Like I said, this show should be setting off alarm bells left and right for me. The creator, Jason Horwitch, left after the pilot over creative differences, which generally doesn't sound like a recipe for success for a show as story-driven as this one. The pace is incredibly slow - like one of the '70s films like "The Parallax View" or "The Conversation" that inspired it, only with the plot stretched out over 13 hours - and there's one subplot in particular, involving Miranda Richardson as a wealthy widow looking into the circumstances of her husband's suicide, that moves even more glacially, and only occasionally feels connected to the rest of the series. Eight episodes in (counting Sunday's episode), I'm as in the dark about what the big conspiracy is about as Will is, and I have a more omniscient view of this world than he does.

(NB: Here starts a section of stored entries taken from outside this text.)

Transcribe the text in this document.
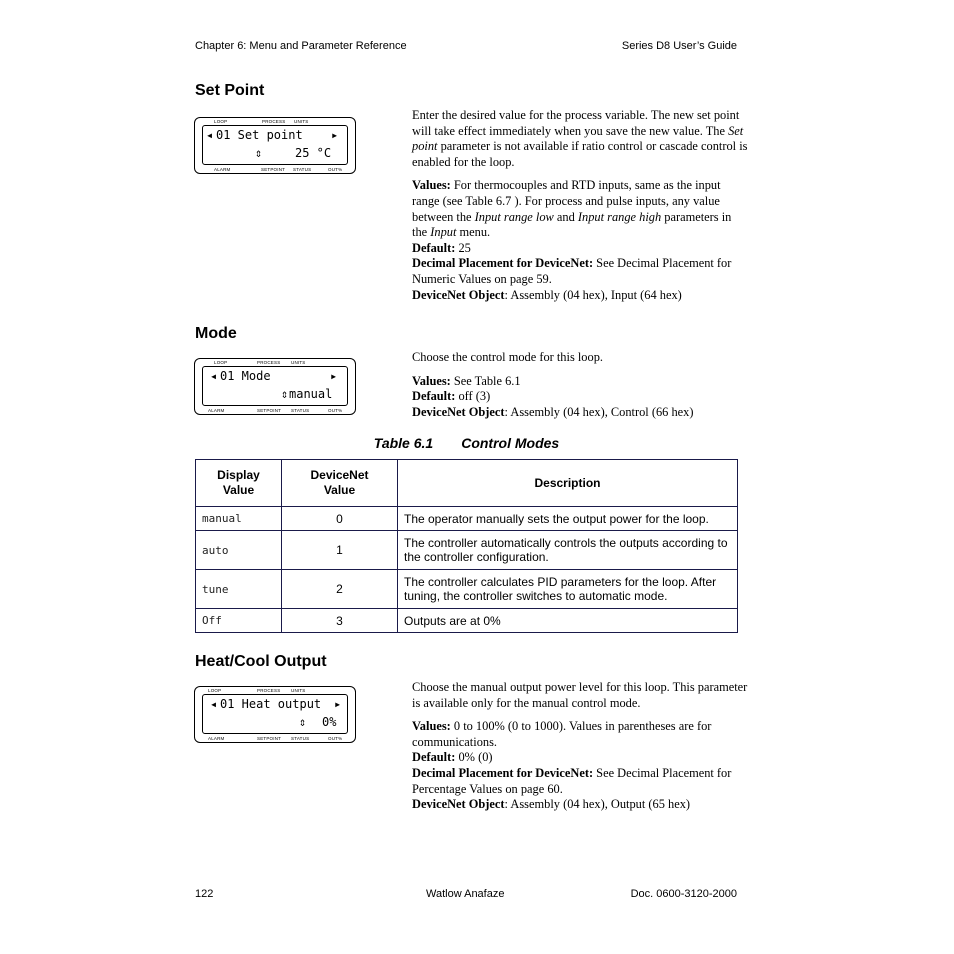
Chapter 6: Menu and Parameter Reference	Series D8 User’s Guide
Set Point
LOOP	PROCESS UNITS
◂ 01 Set point ▸
⇕	25 °C
ALARM	SETPOINT STATUS	OUT%

Enter the desired value for the process variable. The new set point will take effect immediately when you save the new value. The Set point parameter is not available if ratio control or cascade control is enabled for the loop.

Values: For thermocouples and RTD inputs, same as the input range (see Table 6.7 ). For process and pulse inputs, any value between the Input range low and Input range high parameters in the Input menu.
Default: 25
Decimal Placement for DeviceNet: See Decimal Placement for Numeric Values on page 59.
DeviceNet Object: Assembly (04 hex), Input (64 hex)
Mode
LOOP	PROCESS UNITS
◂ 01 Mode	▸
⇕ manual
ALARM	SETPOINT STATUS	OUT%

Choose the control mode for this loop.

Values: See Table 6.1
Default: off (3)
DeviceNet Object: Assembly (04 hex), Control (66 hex)
Table 6.1 Control Modes
Display Value	DeviceNet Value	Description
manual	0	The operator manually sets the output power for the loop.
auto	1	The controller automatically controls the outputs according to the controller configuration.
tune	2	The controller calculates PID parameters for the loop. After tuning, the controller switches to automatic mode.
Off	3	Outputs are at 0%
Heat/Cool Output
LOOP	PROCESS UNITS
◂ 01 Heat output ▸
⇕ 0%
ALARM	SETPOINT STATUS	OUT%

Choose the manual output power level for this loop. This parameter is available only for the manual control mode.

Values: 0 to 100% (0 to 1000). Values in parentheses are for communications.
Default: 0% (0)
Decimal Placement for DeviceNet: See Decimal Placement for Percentage Values on page 60.
DeviceNet Object: Assembly (04 hex), Output (65 hex)
122	Watlow Anafaze	Doc. 0600-3120-2000
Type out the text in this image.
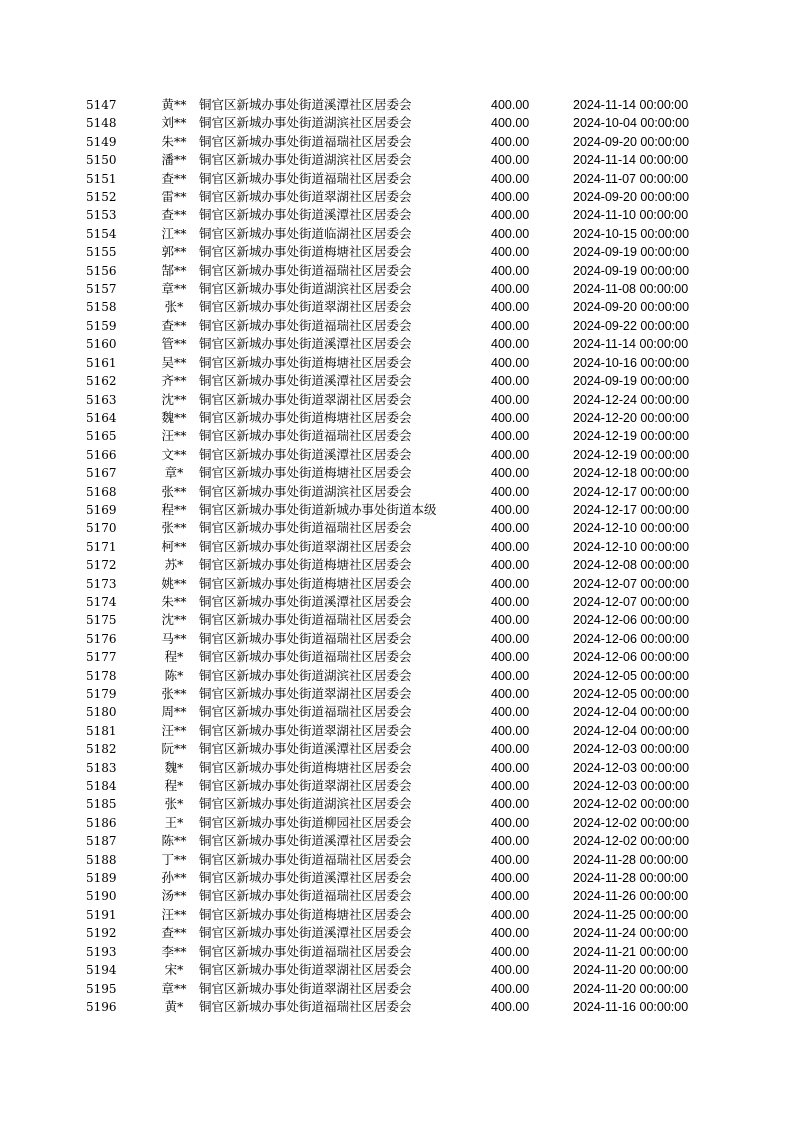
5147	黄**	铜官区新城办事处街道溪潭社区居委会	400.00	2024-11-14 00:00:00
5148	刘**	铜官区新城办事处街道湖滨社区居委会	400.00	2024-10-04 00:00:00
5149	朱**	铜官区新城办事处街道福瑞社区居委会	400.00	2024-09-20 00:00:00
5150	潘**	铜官区新城办事处街道湖滨社区居委会	400.00	2024-11-14 00:00:00
5151	查**	铜官区新城办事处街道福瑞社区居委会	400.00	2024-11-07 00:00:00
5152	雷**	铜官区新城办事处街道翠湖社区居委会	400.00	2024-09-20 00:00:00
5153	查**	铜官区新城办事处街道溪潭社区居委会	400.00	2024-11-10 00:00:00
5154	江**	铜官区新城办事处街道临湖社区居委会	400.00	2024-10-15 00:00:00
5155	郭**	铜官区新城办事处街道梅塘社区居委会	400.00	2024-09-19 00:00:00
5156	郜**	铜官区新城办事处街道福瑞社区居委会	400.00	2024-09-19 00:00:00
5157	章**	铜官区新城办事处街道湖滨社区居委会	400.00	2024-11-08 00:00:00
5158	张*	铜官区新城办事处街道翠湖社区居委会	400.00	2024-09-20 00:00:00
5159	查**	铜官区新城办事处街道福瑞社区居委会	400.00	2024-09-22 00:00:00
5160	管**	铜官区新城办事处街道溪潭社区居委会	400.00	2024-11-14 00:00:00
5161	吴**	铜官区新城办事处街道梅塘社区居委会	400.00	2024-10-16 00:00:00
5162	齐**	铜官区新城办事处街道溪潭社区居委会	400.00	2024-09-19 00:00:00
5163	沈**	铜官区新城办事处街道翠湖社区居委会	400.00	2024-12-24 00:00:00
5164	魏**	铜官区新城办事处街道梅塘社区居委会	400.00	2024-12-20 00:00:00
5165	汪**	铜官区新城办事处街道福瑞社区居委会	400.00	2024-12-19 00:00:00
5166	文**	铜官区新城办事处街道溪潭社区居委会	400.00	2024-12-19 00:00:00
5167	章*	铜官区新城办事处街道梅塘社区居委会	400.00	2024-12-18 00:00:00
5168	张**	铜官区新城办事处街道湖滨社区居委会	400.00	2024-12-17 00:00:00
5169	程**	铜官区新城办事处街道新城办事处街道本级	400.00	2024-12-17 00:00:00
5170	张**	铜官区新城办事处街道福瑞社区居委会	400.00	2024-12-10 00:00:00
5171	柯**	铜官区新城办事处街道翠湖社区居委会	400.00	2024-12-10 00:00:00
5172	苏*	铜官区新城办事处街道梅塘社区居委会	400.00	2024-12-08 00:00:00
5173	姚**	铜官区新城办事处街道梅塘社区居委会	400.00	2024-12-07 00:00:00
5174	朱**	铜官区新城办事处街道溪潭社区居委会	400.00	2024-12-07 00:00:00
5175	沈**	铜官区新城办事处街道福瑞社区居委会	400.00	2024-12-06 00:00:00
5176	马**	铜官区新城办事处街道福瑞社区居委会	400.00	2024-12-06 00:00:00
5177	程*	铜官区新城办事处街道福瑞社区居委会	400.00	2024-12-06 00:00:00
5178	陈*	铜官区新城办事处街道湖滨社区居委会	400.00	2024-12-05 00:00:00
5179	张**	铜官区新城办事处街道翠湖社区居委会	400.00	2024-12-05 00:00:00
5180	周**	铜官区新城办事处街道福瑞社区居委会	400.00	2024-12-04 00:00:00
5181	汪**	铜官区新城办事处街道翠湖社区居委会	400.00	2024-12-04 00:00:00
5182	阮**	铜官区新城办事处街道溪潭社区居委会	400.00	2024-12-03 00:00:00
5183	魏*	铜官区新城办事处街道梅塘社区居委会	400.00	2024-12-03 00:00:00
5184	程*	铜官区新城办事处街道翠湖社区居委会	400.00	2024-12-03 00:00:00
5185	张*	铜官区新城办事处街道湖滨社区居委会	400.00	2024-12-02 00:00:00
5186	王*	铜官区新城办事处街道柳园社区居委会	400.00	2024-12-02 00:00:00
5187	陈**	铜官区新城办事处街道溪潭社区居委会	400.00	2024-12-02 00:00:00
5188	丁**	铜官区新城办事处街道福瑞社区居委会	400.00	2024-11-28 00:00:00
5189	孙**	铜官区新城办事处街道溪潭社区居委会	400.00	2024-11-28 00:00:00
5190	汤**	铜官区新城办事处街道福瑞社区居委会	400.00	2024-11-26 00:00:00
5191	汪**	铜官区新城办事处街道梅塘社区居委会	400.00	2024-11-25 00:00:00
5192	查**	铜官区新城办事处街道溪潭社区居委会	400.00	2024-11-24 00:00:00
5193	李**	铜官区新城办事处街道福瑞社区居委会	400.00	2024-11-21 00:00:00
5194	宋*	铜官区新城办事处街道翠湖社区居委会	400.00	2024-11-20 00:00:00
5195	章**	铜官区新城办事处街道翠湖社区居委会	400.00	2024-11-20 00:00:00
5196	黄*	铜官区新城办事处街道福瑞社区居委会	400.00	2024-11-16 00:00:00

But Henry Bromell, who took over as showrunner from Horwitch, has done a lot of very smart things. First, he reconceived the show's workplace setting, the American Policy Institute, from an amorphous think tank into an independent part of the American intelligence community, which considerably raises the stakes of the conspiracy, and which allows some of the show's non-conspiracy stories to have greater weight. One of the more memorable episodes of the season saw the members of Will's team - Grant (Christopher Evan Welch), Miles (Dallas Roberts) and Tanya (Lauren Hodges) - having to issue a ruling on whether a terror suspect should be assassinated with a remote drone, and Sunday's episode sees Miles and Tanya conscripted into a related operation taking place in an undisclosed location where another terrorist is suffering through an "enhanced interrogation." By making API a part of the larger spy world, Bromell has created the framework for the series to easily tell compelling stories that don't have anything to do with the main arc (or at least don't seem to), and to keep the series going whenever Will finally unravels the big mystery.
Along similar lines, those standalone stories have helped make all the characters deeper and more engaging. Where a lot of these shows (I'm looking in your direction, "FlashForward") fall down is in dwelling so much on the mechanics of the big story that they give us no reason to care about any of the people trapped inside it. James Badge Dale stood out even in the pilot - he's so good at looking twitchy and/or angry that he's the perfect leading man for this kind of story (someone ought to clone him to appear in future versions of it many decades from now) - but through the course of watching them work, we've gotten to know the other people at API very well. As Kale Ingram, the boss who claims to be helping Will but whose motives remain unclear, Arliss Howard has been fantastic, all casual menace and unexpected charm. (Sunday's episode is a big one for Kale.) The three members of the team are all illustrating in different ways how this kind of work can easily drive anyone crazy, and I relish every carefully-chosen pause in the dialogue of API's Dick Cheney-esque leader, Truxton Spangler (Michael Cristofer).
Third, Bromell brought in Michael Slovis, the genius director of photography of AMC's "Breaking Bad," and Slovis has turned the show's lower Manhattan setting (including the API building itself, which is a real office building overlooking the East River that the production took over) into a disturbing character itself. As with "Breaking Bad," this is a show that looks so good I'd watch it even if the actual storytelling was a snooze - which it thankfully isn't.
Again, the key to making this kind of show work is to make sure that the parts that have nothing to do with the mystery are so strong on their own that viewers won't feel ripped off if the solution isn't wholly satisfactory. I didn't love the direction "Lost" went in its final season, but that series had so much to offer - the characters, the action and suspense, the imagery and comedy and more - that I never felt like I had just wasted six years watching it.
I'm fully prepared for "Rubicon" to not stick this landing. I have no idea if Bromell knows what Horwitch's plan was, or if he cares, or if I'll ultimately care when I find out what Spangler and his shadow cabinet are up to. But I've come to enjoy this world - the characters and the look and the atmosphere - so much that I'll accept it if the whole crossword puzzle thing is ultimately a bust.
And I'll hope that AMC can overlook the so-so ratings and order a second season. The parts of "Rubicon" that work are too good to give up on out of fear over the parts that might not.